Bu hadis-i şerifte ifade edilen bidat, İslam dininin kudsiyeti ile bağdaşmayan ve onu tağyir eden tutum, davranış ve fiiller içindir.

Bediüzzaman Hazretleri, hadisinin; “Bu gün dininizi tamamladım ve din olarak İslâm’dan razı oldum”[16] âyetini izah ettiğini ifade eder ve şöyle buyurur: “Kavâid-i Şerîat-ı Garra ve Desâtir-i Sünnet-i Seniyye, tamam ve kemâlini bulduktan sonra, yeni îcadlarla o düstûrları beğenmemek veyahut hâşâ ve kellâ, nâkıs görmek hissini veren bid’aları îcad etmek, dalâlettir, ateştir.”[17]

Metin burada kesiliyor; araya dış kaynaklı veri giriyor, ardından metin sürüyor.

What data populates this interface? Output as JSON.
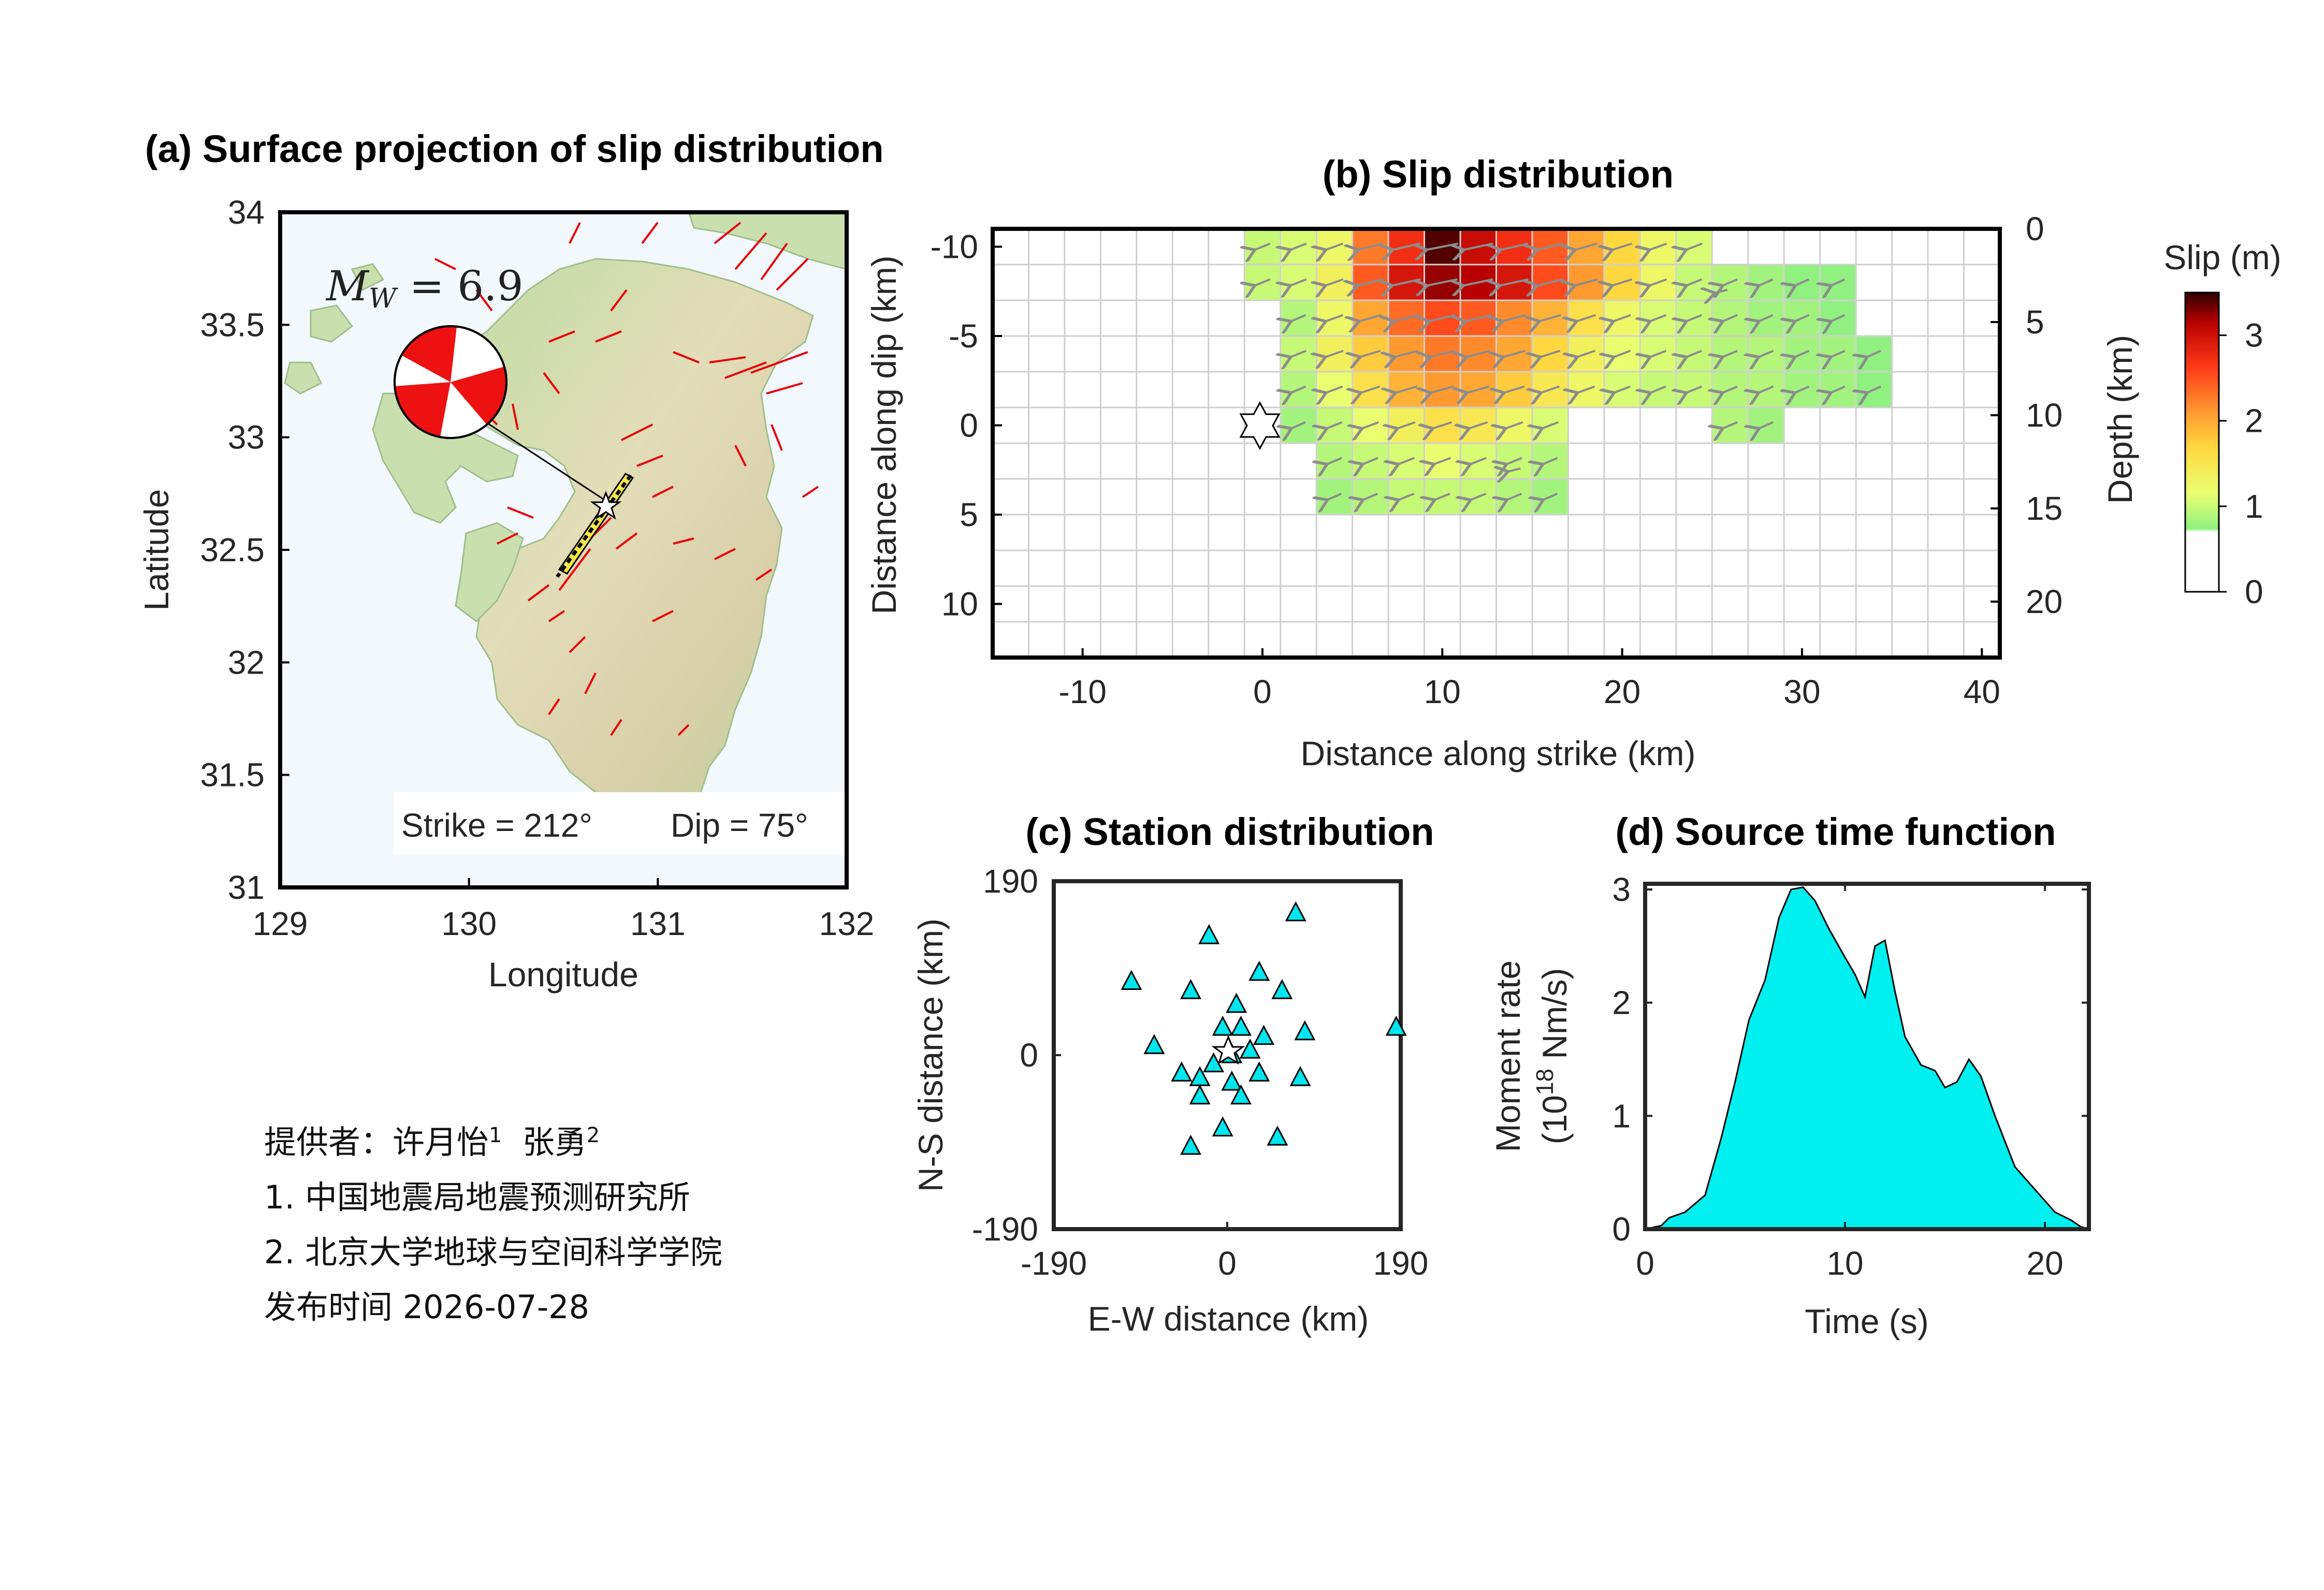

Demek ki asıl bidat, Cenab- Hakk’ın emirlerini ve Hz. Peygamber (sav.) in sünnetlerini ortadan kaldırarak, onların yerine konulan örf ve âdetlerlerdir.

İbadet ile ilgili olan sünnetin yerine konulan ve sünneti ortadan kaldıran tüm âdetler bidattır.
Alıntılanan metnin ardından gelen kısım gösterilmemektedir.